France | France, Cour d'appel de Paris, Pôle 6 - chambre 5, 12 mai 2011, 09/06972


RÉPUBLIQUE FRANÇAISE

AU NOM DU PEUPLE FRANÇAIS





COUR D'APPEL DE PARIS

Pôle 6 - Chambre 5



ARRÊT DU 12 Mai 2011

(n° 14 , 6 pages)



Numéro d'inscription au répertoire général : S 09/06972



Décision déférée à la Cour : jugement rendu le 15 Juillet 2009 par le conseil de prud'hommes de BOBIGNY Section ENCADREMENT RG n° 08/01780









APPELANTE

Madame [S] [W]

[Adresse 3]

[Localité 4]

comparant en personne

assistée de Me Myriam NAH

ON, avocat au barreau de PARIS, toque : D 1662







INTIMEE

SAS ATLANTIS FRANCE

[Adresse 1]

[Localité 2]

représentée par Me François-Philippe GARNIER, avocat au barreau de BONNEVILLE

substit...

RÉPUBLIQUE FRANÇAISE

AU NOM DU PEUPLE FRANÇAIS

COUR D'APPEL DE PARIS

Pôle 6 - Chambre 5

ARRÊT DU 12 Mai 2011

(n° 14 , 6 pages)

Numéro d'inscription au répertoire général : S 09/06972

Décision déférée à la Cour : jugement rendu le 15 Juillet 2009 par le conseil de prud'hommes de BOBIGNY Section ENCADREMENT RG n° 08/01780

APPELANTE

Madame [S] [W]

[Adresse 3]

[Localité 4]

comparant en personne

assistée de Me Myriam NAHON, avocat au barreau de PARIS, toque : D 1662

INTIMEE

SAS ATLANTIS FRANCE

[Adresse 1]

[Localité 2]

représentée par Me François-Philippe GARNIER, avocat au barreau de BONNEVILLE

substitué par Me Antoine RAIMOND, avocat au barreau de BONNEVILLE

COMPOSITION DE LA COUR :

L'affaire a été débattue le 17 Mars 2011, en audience publique, devant la Cour composée de :

Madame Françoise FROMENT, Présidente

Madame Marthe-Elisabeth OPPELT-REVENEAU, Conseillère

M. Julien SENEL, Vice-Président placé

qui en ont délibéré

Greffier : Madame Violaine GAILLOU, lors des débats

ARRÊT :

- CONTRADICTOIRE

- prononcé publiquement par mise à disposition au greffe de la Cour, les parties en ayant été préalablement avisées dans les conditions prévues au deuxième alinéa de l'article 450 du nouveau code de procédure civile.

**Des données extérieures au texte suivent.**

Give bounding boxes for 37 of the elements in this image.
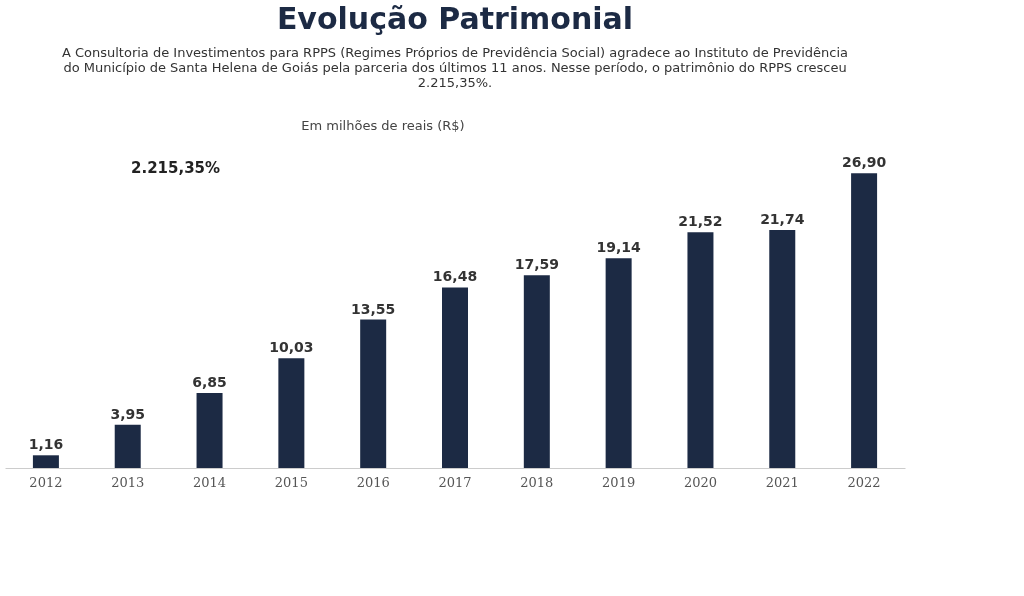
x-tick-label: 2015 [274,474,308,490]
x-tick-label: 2018 [520,474,554,490]
x-tick-label: 2022 [847,474,881,490]
bar [196,392,223,468]
bar [523,275,550,468]
bar [442,287,468,468]
bar [360,319,387,468]
x-tick-label: 2020 [683,474,717,490]
x-tick-label: 2012 [29,474,63,490]
data-label: 3,95 [110,405,145,422]
data-label: 19,14 [596,239,642,256]
data-label: 13,55 [351,300,396,317]
text: Em milhões de reais (R$) [301,118,465,133]
data-label: 17,59 [514,256,559,273]
chart-subtitle: A Consultoria de Investimentos para RPPS (Regimes Próprios de Previdência Social) agradece ao Instituto de Previdência do Município de Santa Helena de Goiás pela parceria dos últimos 11 anos. Nesse período, o patrimônio do RPPS cresceu 2.215,35%. [61,45,849,90]
x-tick-label: 2017 [438,474,472,490]
bar [278,358,305,468]
bar [114,424,141,468]
chart-title: Evolução Patrimonial [276,1,634,36]
data-label: 16,48 [432,268,478,285]
x-tick-label: 2021 [765,474,799,490]
data-label: 21,74 [760,210,805,227]
data-label: 26,90 [841,154,887,171]
data-label: 10,03 [269,339,314,356]
x-tick-label: 2016 [356,474,390,490]
data-label: 6,85 [192,373,227,390]
bar [769,229,796,468]
x-tick-label: 2014 [193,474,227,490]
bar [687,232,714,468]
bar [32,455,59,468]
bar [605,258,632,468]
x-tick-label: 2013 [111,474,145,490]
data-label: 21,52 [678,213,723,230]
annotation: 2.215,35% [131,159,221,177]
x-tick-label: 2019 [602,474,636,490]
bar [851,173,878,468]
data-label: 1,16 [28,436,64,453]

- signé par Mme Françoise FROMENT, Président et par Mme Violaine GAILLOU, Greffier à laquelle la minute de la décision a été remise par le magistrat signataire.

FAITS ET PROCÉDURE

A compter du 14 mai 2001, Mme [S] [W] a été engagée, en qualité d'assistante commerciale, par la SAS Atlantis France, société spécialisée dans la fourniture de papier, carton et équipement pour la conservation et la restauration.

En juillet 2003, Mme [W] est devenue cadre avec la fonction d'attachée commerciale. Suivant avenant à son contrat de travail, du 21 mars 2008 à effet au 10 septembre 2007, la durée de son travail a été ramenée à 28 heures hebdomadaires, moyennant une rémunération mensuelle brute de 1 680 €, outre des commissions.

Le 14 avril 2008, Mme [W] a été convoquée à un entretien préalable à un éventuel licenciement avec mise à pied à titre conservatoire et a été licenciée pour faute grave par lettre du 30 avril 2008.

La SAS Atlantis France compte moins de 11 salariés.

La relation de travail est régie par les dispositions de la convention collective de la distribution des papiers et cartons.

Estimant son licenciement injustifié, Mme [W] a saisi le conseil des Prud'Hommes de Bobigny de demandes tendant en dernier lieu à obtenir sa réintégration , le paiement d'un rappel de salaire et de commissions notamment pour la période de mise à pied, d'une indemnité compensatrice de préavis et les commissions et congés payés afférents, d'une indemnité conventionnelle de licenciement, d'une indemnité pour licenciement sans cause réelle et sérieuse, des dommages et intérêts pour préjudice moral, pour mise à pied non justifiée, outre, les intérêts au taux légal, l'exécution provisoire et une indemnité en application de l'article 700 du code de procédure civile. A titre reconventionnel, la SAS Atlantis France a réclamé une indemnité en application de l'article 700 du code de procédure civile.

Par décision en date du 15 juillet 2009, le conseil des Prud'Hommes a débouté Mme [W] de toutes ses demandes ainsi que la SAS Atlantis France. Il a condamné Mme [W] aux dépens.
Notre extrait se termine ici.